All hail the new kids

All hail the outlaws

Spielbergs and Kubricks”

Renegades, X Ambassadors

I get it. Look, I’ve been there. We all just want to belong, we want to be part of a crowd or a crew or a clique or whatever else kids want to be part of these days. It’s human, to want to be surrounded by others. To feel included. I don’t think inclusion is a bad thing. I’m just against the hive-mind mentality.

I know girls who can’t post an Instagram picture without getting approval from ten other people on whether or not her caption is “too basic.” There are kids who won’t go see a movie because none of their friends want to see it. People don’t want to unfollow someone they can’t stand because they’re afraid of what they might think. People won’t wear this or that because they don’t wanted to be branded as liking this kind of style. I’ve got friends who won’t eat a piece of toast at a restaurant because they don’t want to seem like “fatties.” People who self-deprecate because they want you to tell them “oh my god, you’re not fat” or “come on, you’re one of the prettiest people I know.”

Aren’t you exhausted? Aren’t you tired over stressing over decision because you’re afraid so-and-so might think you’re a loser? Isn’t that a lot to worry about?

Look, I’ve been there. I repressed my overwhelming passion of all things nerdy because I wanted to fit in. I pretended to care about stuff like eyelash curlers and certain musical artists because I thought it would make me seem cooler.

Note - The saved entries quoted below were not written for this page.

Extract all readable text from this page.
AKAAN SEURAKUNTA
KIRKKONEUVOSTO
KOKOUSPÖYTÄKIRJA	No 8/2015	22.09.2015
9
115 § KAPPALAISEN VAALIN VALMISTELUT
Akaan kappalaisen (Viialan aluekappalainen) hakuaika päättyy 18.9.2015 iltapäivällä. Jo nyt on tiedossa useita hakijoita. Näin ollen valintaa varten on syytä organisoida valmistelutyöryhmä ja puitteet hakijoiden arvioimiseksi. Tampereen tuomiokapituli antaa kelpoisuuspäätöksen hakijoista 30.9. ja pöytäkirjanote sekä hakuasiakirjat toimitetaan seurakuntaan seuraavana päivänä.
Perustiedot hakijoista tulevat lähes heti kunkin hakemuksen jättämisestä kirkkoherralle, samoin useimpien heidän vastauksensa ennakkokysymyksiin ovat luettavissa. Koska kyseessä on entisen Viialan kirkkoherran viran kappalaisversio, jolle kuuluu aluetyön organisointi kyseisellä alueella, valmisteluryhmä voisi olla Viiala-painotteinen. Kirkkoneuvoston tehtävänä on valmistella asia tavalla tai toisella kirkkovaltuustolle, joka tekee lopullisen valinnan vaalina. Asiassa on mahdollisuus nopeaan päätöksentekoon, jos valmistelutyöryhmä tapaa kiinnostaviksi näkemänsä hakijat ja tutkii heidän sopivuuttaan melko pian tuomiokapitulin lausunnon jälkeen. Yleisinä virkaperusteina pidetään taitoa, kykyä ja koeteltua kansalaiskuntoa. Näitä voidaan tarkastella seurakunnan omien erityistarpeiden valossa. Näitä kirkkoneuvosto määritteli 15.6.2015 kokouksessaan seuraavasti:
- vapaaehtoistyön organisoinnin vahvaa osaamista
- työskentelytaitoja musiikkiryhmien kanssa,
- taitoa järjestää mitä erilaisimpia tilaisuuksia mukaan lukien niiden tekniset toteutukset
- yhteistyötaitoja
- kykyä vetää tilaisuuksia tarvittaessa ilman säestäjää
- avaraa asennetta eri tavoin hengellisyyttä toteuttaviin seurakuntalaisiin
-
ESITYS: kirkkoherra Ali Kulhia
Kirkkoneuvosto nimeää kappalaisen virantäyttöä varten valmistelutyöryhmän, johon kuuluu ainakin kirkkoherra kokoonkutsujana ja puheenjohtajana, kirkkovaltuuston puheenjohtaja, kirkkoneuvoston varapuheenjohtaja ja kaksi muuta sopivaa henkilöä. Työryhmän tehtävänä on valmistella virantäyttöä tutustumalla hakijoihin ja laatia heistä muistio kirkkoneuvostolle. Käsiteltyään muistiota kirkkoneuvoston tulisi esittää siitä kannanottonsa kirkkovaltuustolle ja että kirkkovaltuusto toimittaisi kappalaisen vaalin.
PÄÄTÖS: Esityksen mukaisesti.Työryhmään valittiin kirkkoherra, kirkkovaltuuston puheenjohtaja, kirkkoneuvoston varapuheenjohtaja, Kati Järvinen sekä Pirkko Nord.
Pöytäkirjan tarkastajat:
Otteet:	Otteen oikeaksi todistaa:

I cared about what this girl or this guy thought of me. And you know what? I finally decided that it was a waste of time. Because it is.

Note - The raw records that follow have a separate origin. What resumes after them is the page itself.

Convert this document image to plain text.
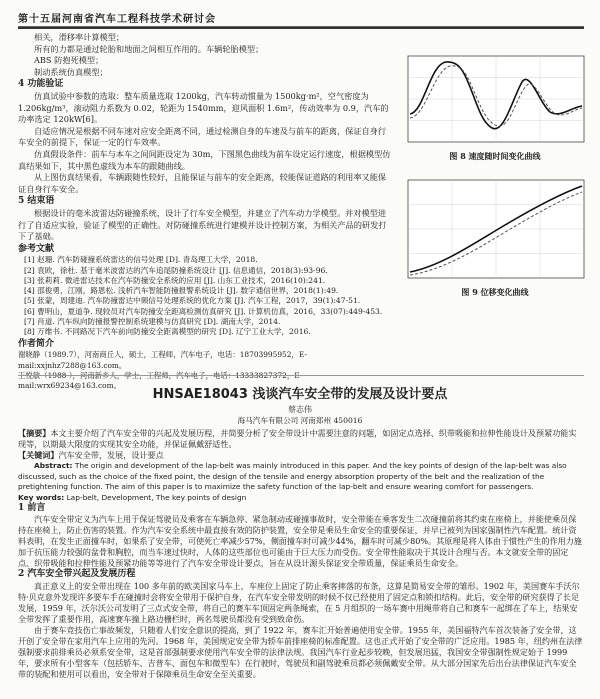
第十五届河南省汽车工程科技学术研讨会

相关，滑移率计算模型；

所有的力都是通过轮胎和地面之间相互作用的。车辆轮胎模型；

ABS 防抱死模型；

制动系统仿真模型；

4 功能验证

仿真试验中参数的选取：整车质量选取 1200kg，汽车转动惯量为 1500kg·m²，空气密度为 1.206kg/m³，滚动阻力系数为 0.02，轮距为 1540mm，迎风面积 1.6m²，传动效率为 0.9，汽车的功率选定 120kW[6]。

自适应情况是根据不同车速对应安全距离不同，通过检测自身的车速及与前车的距离，保证自身行车安全的前提下，保证一定的行车效率。

仿真假设条件：前车与本车之间间距设定为 30m，下图黑色曲线为前车设定运行速度，根据模型仿真结果如下，其中黑色虚线为本车的跟随曲线。

从上图仿真结果看，车辆跟随性较好，且能保证与前车的安全距离，较能保证道路的利用率又能保证自身行车安全。

5 结束语

根据设计的毫米波雷达防碰撞系统，设计了行车安全模型，并建立了汽车动力学模型。并对模型进行了自适应实验，验证了模型的正确性。对防碰撞系统进行建模并设计控制方案，为相关产品的研发打下了基础。

参考文献

[1] 赵珊. 汽车防碰撞系统雷达的信号处理 [D]. 青岛理工大学，2018.

[2] 袁欧，徐杜. 基于毫米波雷达的汽车追尾防撞系统设计 [J]. 信息通信，2018(3):93-96.

[3] 张莉莉. 微进雷达技术在汽车防撞安全系统的应用 [J]. 山东工业技术，2016(10):241.

[4] 邵俊勇，江刚，路恩松. 浅析汽车智能防撞报警系统设计 [J]. 数字通信世界，2018(1):49.

[5] 张蒙，周建迪. 汽车防撞雷达中频信号处理系统的优化方案 [J]. 汽车工程，2017，39(1):47-51.

[6] 曹明山，夏道争. 现较员对汽车防撞安全距离检测仿真研究 [J]. 计算机仿真，2016，33(07):449-453.

[7] 肖道. 汽车纵向防撞报警控制系统建模与仿真研究 [D]. 湖南大学，2014.

[8] 万维书. 不同路况下汽车前向防撞安全距离模型的研究 [D]. 辽宁工业大学，2016.

作者简介

谢晓静（1989.7），河南商丘人，硕士，工程师，汽车电子，电话：18703995952，E-mail:xxjnhz7288@163.com。

王悦敏（1988-），河南新乡人，学士，工程师，汽车电子，电话：13333827372，E-mail:wrx69234@163.com。

图 8 速度随时间变化曲线
图 9 位移变化曲线
HNSAE18043 浅谈汽车安全带的发展及设计要点
蔡志伟
海马汽车有限公司 河南郑州 450016

【摘要】本文主要介绍了汽车安全带的兴起及发展历程，并简要分析了安全带设计中需要注意的问题，如固定点选择、织带吸能和拉伸性能设计及预紧功能实现等，以期最大限度的实现其安全功能，并保证佩戴舒适性。

【关键词】汽车安全带，发展，设计要点

Abstract: The origin and development of the lap-belt was mainly introduced in this paper. And the key points of design of the lap-belt was also discussed, such as the choice of the fixed point, the design of the tensile and energy absorption property of the belt and the realization of the pretightening function. The aim of this paper is to maximize the safety function of the lap-belt and ensure wearing comfort for passengers.

Key words: Lap-belt, Development, The key points of design

1 前言

汽车安全带定义为汽车上用于保证驾驶员及乘客在车辆急停、紧急制动或碰撞事故时，安全带能在乘客发生二次碰撞前将其约束在座椅上，并能使乘员保持在座椅上，防止伤害的装置。作为汽车安全系统中最直接有效的防护装置，安全带是乘员生命安全的重要保证，并早已被列为国家强制性汽车配置。统计资料表明，在发生正面撞车时，如果系了安全带，可使死亡率减少57%，侧面撞车时可减少44%，翻车时可减少80%。其原理是将人体由于惯性产生的作用力施加于抗压能力较强的盆骨和胸腔，而当车速过快时，人体的这些部位也可能由于巨大压力而受伤。安全带性能取决于其设计合理与否。本文就安全带的固定点、织带吸能和拉伸性能及预紧功能等等进行了汽车安全带设计要点，旨在从设计源头保证安全带质量，保证乘员生命安全。

2 汽车安全带兴起及发展历程

真正意义上的安全带出现在 100 多年前的欧美国家马车上，车座位上固定了防止乘客摔落的布条，这算是简易安全带的雏形。1902 年，美国赛车手沃尔特·贝克意外发现许多要车手在碰撞时会将安全带用于保护自身，在汽车安全带发明的时候不仅已经使用了固定点和锁扣结构。此后，安全带的研究获得了长足发展，1959 年，沃尔沃公司发明了三点式安全带，将自己的赛车车顶固定两条绳索，在 5 月组织的一场车赛中用绳带将自己和赛车一起绑在了车上，结果安全带发挥了重要作用，高速赛车撞上路边栅栏时，两名驾驶员都没有受到致命伤。

由于赛车竞技伤亡事故频发，只随着人们安全意识的提高，到了 1922 年，赛车汇开始普遍使用安全带。1955 年，美国福特汽车首次装备了安全带，这开创了安全带在家用汽车上应用的先河。1968 年，美国规定安全带为轿车前排座椅的标准配置。这也正式开始了安全带的广泛应用。1985 年，纽约州在法律强制要求前排乘员必须系安全带，这是首部强制要求使用汽车安全带的法律法规。我国汽车行业起步较晚，但发展迅猛，我国安全带强制性规定始于 1999 年，要求所有小型客车（包括轿车、吉普车、面包车和微型车）在行驶时，驾驶员和副驾驶乘员都必须佩戴安全带。从大部分国家先后出台法律保证汽车安全带的装配和使用可以看出，安全带对于保障乘员生命安全至关重要。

Who cares about what you wear? Who cares who you like or what kind of Instagram pic you post or where you sit at lunch? No one should care. And the people who really care about you—your real friends—they aren’t going to tease or demean you for flirting with that guy or eating that entire pizza by yourself or being unnecessarily obsessed with Professor Charles Xavier.

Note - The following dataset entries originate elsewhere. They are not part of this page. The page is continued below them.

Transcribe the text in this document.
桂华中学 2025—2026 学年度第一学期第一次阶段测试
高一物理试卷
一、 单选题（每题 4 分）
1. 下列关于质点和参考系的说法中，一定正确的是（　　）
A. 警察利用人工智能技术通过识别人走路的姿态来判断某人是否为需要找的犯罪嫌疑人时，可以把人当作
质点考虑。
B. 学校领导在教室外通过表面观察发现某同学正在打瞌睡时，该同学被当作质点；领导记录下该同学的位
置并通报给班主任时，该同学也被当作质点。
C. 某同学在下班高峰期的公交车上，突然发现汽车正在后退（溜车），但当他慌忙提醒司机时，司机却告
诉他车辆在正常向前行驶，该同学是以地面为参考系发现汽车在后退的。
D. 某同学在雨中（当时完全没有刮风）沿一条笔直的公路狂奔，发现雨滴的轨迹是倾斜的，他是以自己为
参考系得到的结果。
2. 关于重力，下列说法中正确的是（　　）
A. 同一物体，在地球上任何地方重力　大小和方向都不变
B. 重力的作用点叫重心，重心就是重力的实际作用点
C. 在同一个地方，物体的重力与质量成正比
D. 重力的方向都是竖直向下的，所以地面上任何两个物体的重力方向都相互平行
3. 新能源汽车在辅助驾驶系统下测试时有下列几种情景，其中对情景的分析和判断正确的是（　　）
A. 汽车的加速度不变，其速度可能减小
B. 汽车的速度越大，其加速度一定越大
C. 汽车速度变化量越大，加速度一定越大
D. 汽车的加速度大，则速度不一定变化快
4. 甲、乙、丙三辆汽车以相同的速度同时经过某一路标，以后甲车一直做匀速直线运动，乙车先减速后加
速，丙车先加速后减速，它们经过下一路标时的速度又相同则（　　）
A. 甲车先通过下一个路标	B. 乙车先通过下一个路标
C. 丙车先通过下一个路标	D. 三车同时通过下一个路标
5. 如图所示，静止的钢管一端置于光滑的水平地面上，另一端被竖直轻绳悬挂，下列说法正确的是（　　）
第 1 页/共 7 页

I’m just waiting for the DGAF generation: the generation that embraces their own loves and passions without giving a single thought to what anyone else thinks. The generation who lives, breathes, and acts all in relation to what they want. I’m not talking about a generation of self-centered egomaniacs. We should care about other people, but not so much that it prevents us from living our lives.

I’ve got this friend who is such a cool person—I love her to death. But she wears one face when she’s with me and one face when she’s with everyone else. She says she feels relaxed when we hang out because she knows I’ll accept her no matter what crazy thing comes out of her mouth.

And you know what? That’s sad. It’s sad that she feels like the greater majority of people in her life will judge her for being herself. This has got to stop. There are millions of people out their who are repressing their inner brilliance for fear of being excluded.

Look, I don’t have a million friends or Facebook followers or whatever makes you cool these days. And I’m not saying every day of my life is a jolly old time, but at least I’m pursuing what I love. And the people I surround myself with? They’re just as weird, crazy, and full of life as I am. I never have to worry about wearing or saying or watching or listening to the wrong thing.

Let’s be different. Let’s be the DGAF Generation.